But the surprise is how the Center for Public Integrity found out that PhRMA was giving money to Freedom Path, a non-profit group.
Freedom Path, and similar groups, are exempt from disclosing who its contributors are. It only has to disclose donors whose funds are earmarked for specific political ads. Nor does PhRMA have to report a general donation to a non-profit political group.
During the 2012 campaign, Liljenquist complained to The Salt Lake Tribune about the lack of information on where Freedom Path got its money to fight him.
The information instead came from PhRMA's Form 990. The Internal Revenue Service requires non-profit groups such as PhRMA, the Boy Scouts of America and Ballet West to file the forms showing their income, major expenses and salaries for their highest-paid executives.
In this case, PhRMA's contribution to Freedom Path was noted, along with contributions to the Heritage Foundation, a conservative think tank, anti-tax activist Grover Norquist's Americans for Tax Reform and the liberal-leaning Citizens for Strength and Integrity.
Legally, 501(c)4 nonprofits such as Freedom Path, can raise unlimited amounts of money for political purposes, but must have a mission that is not tied to a particular candidate, nor can it coordinate with a campaign.
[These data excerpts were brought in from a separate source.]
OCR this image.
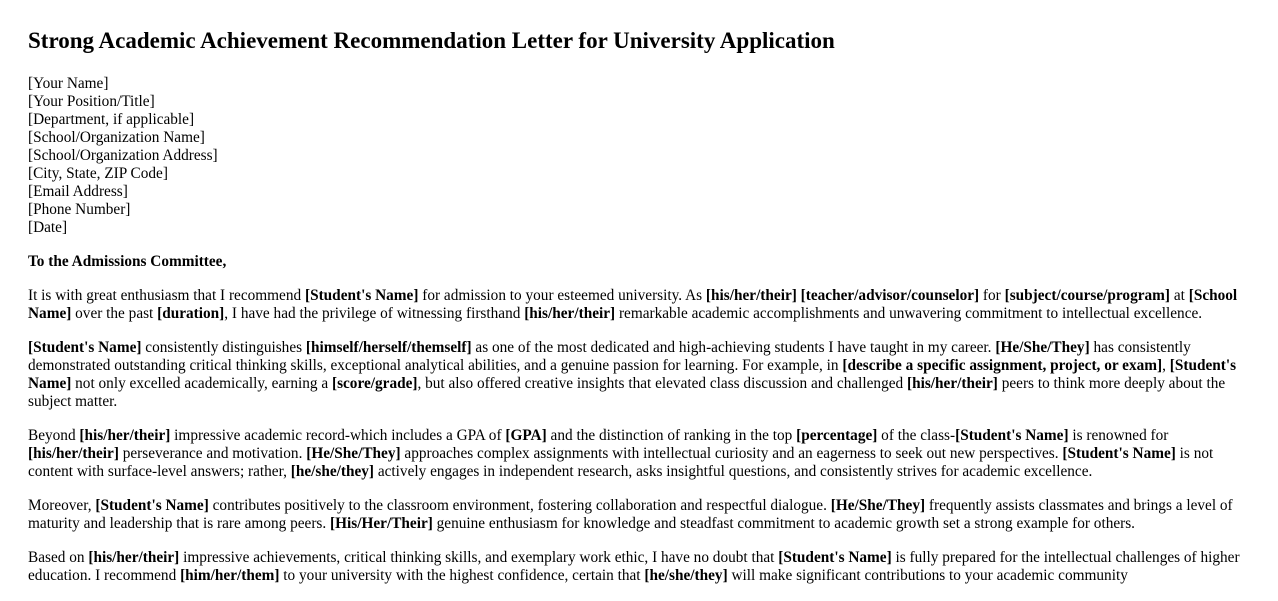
Strong Academic Achievement Recommendation Letter for University Application
[Your Name]
[Your Position/Title]
[Department, if applicable]
[School/Organization Name]
[School/Organization Address]
[City, State, ZIP Code]
[Email Address]
[Phone Number]
[Date]
To the Admissions Committee,

It is with great enthusiasm that I recommend [Student's Name] for admission to your esteemed university. As [his/her/their] [teacher/advisor/counselor] for [subject/course/program] at [School Name] over the past [duration], I have had the privilege of witnessing firsthand [his/her/their] remarkable academic accomplishments and unwavering commitment to intellectual excellence.

[Student's Name] consistently distinguishes [himself/herself/themself] as one of the most dedicated and high-achieving students I have taught in my career. [He/She/They] has consistently demonstrated outstanding critical thinking skills, exceptional analytical abilities, and a genuine passion for learning. For example, in [describe a specific assignment, project, or exam], [Student's Name] not only excelled academically, earning a [score/grade], but also offered creative insights that elevated class discussion and challenged [his/her/their] peers to think more deeply about the subject matter.

Beyond [his/her/their] impressive academic record-which includes a GPA of [GPA] and the distinction of ranking in the top [percentage] of the class-[Student's Name] is renowned for [his/her/their] perseverance and motivation. [He/She/They] approaches complex assignments with intellectual curiosity and an eagerness to seek out new perspectives. [Student's Name] is not content with surface-level answers; rather, [he/she/they] actively engages in independent research, asks insightful questions, and consistently strives for academic excellence.

Moreover, [Student's Name] contributes positively to the classroom environment, fostering collaboration and respectful dialogue. [He/She/They] frequently assists classmates and brings a level of maturity and leadership that is rare among peers. [His/Her/Their] genuine enthusiasm for knowledge and steadfast commitment to academic growth set a strong example for others.

Based on [his/her/their] impressive achievements, critical thinking skills, and exemplary work ethic, I have no doubt that [Student's Name] is fully prepared for the intellectual challenges of higher education. I recommend [him/her/them] to your university with the highest confidence, certain that [he/she/they] will make significant contributions to your academic community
Freedom Path states its goals are supporting a balanced budget amendment, lower taxes and reining in government spending.
While the 990s provide a glimpse at how much PhRMA put in, using the tax records to find the contributors is akin to looking for the proverbial needle in a haystack, as you have to have an idea of what groups are making contributions.
If you want to try your hand at reviewing 990s, Guidestar has forms from many organizations online.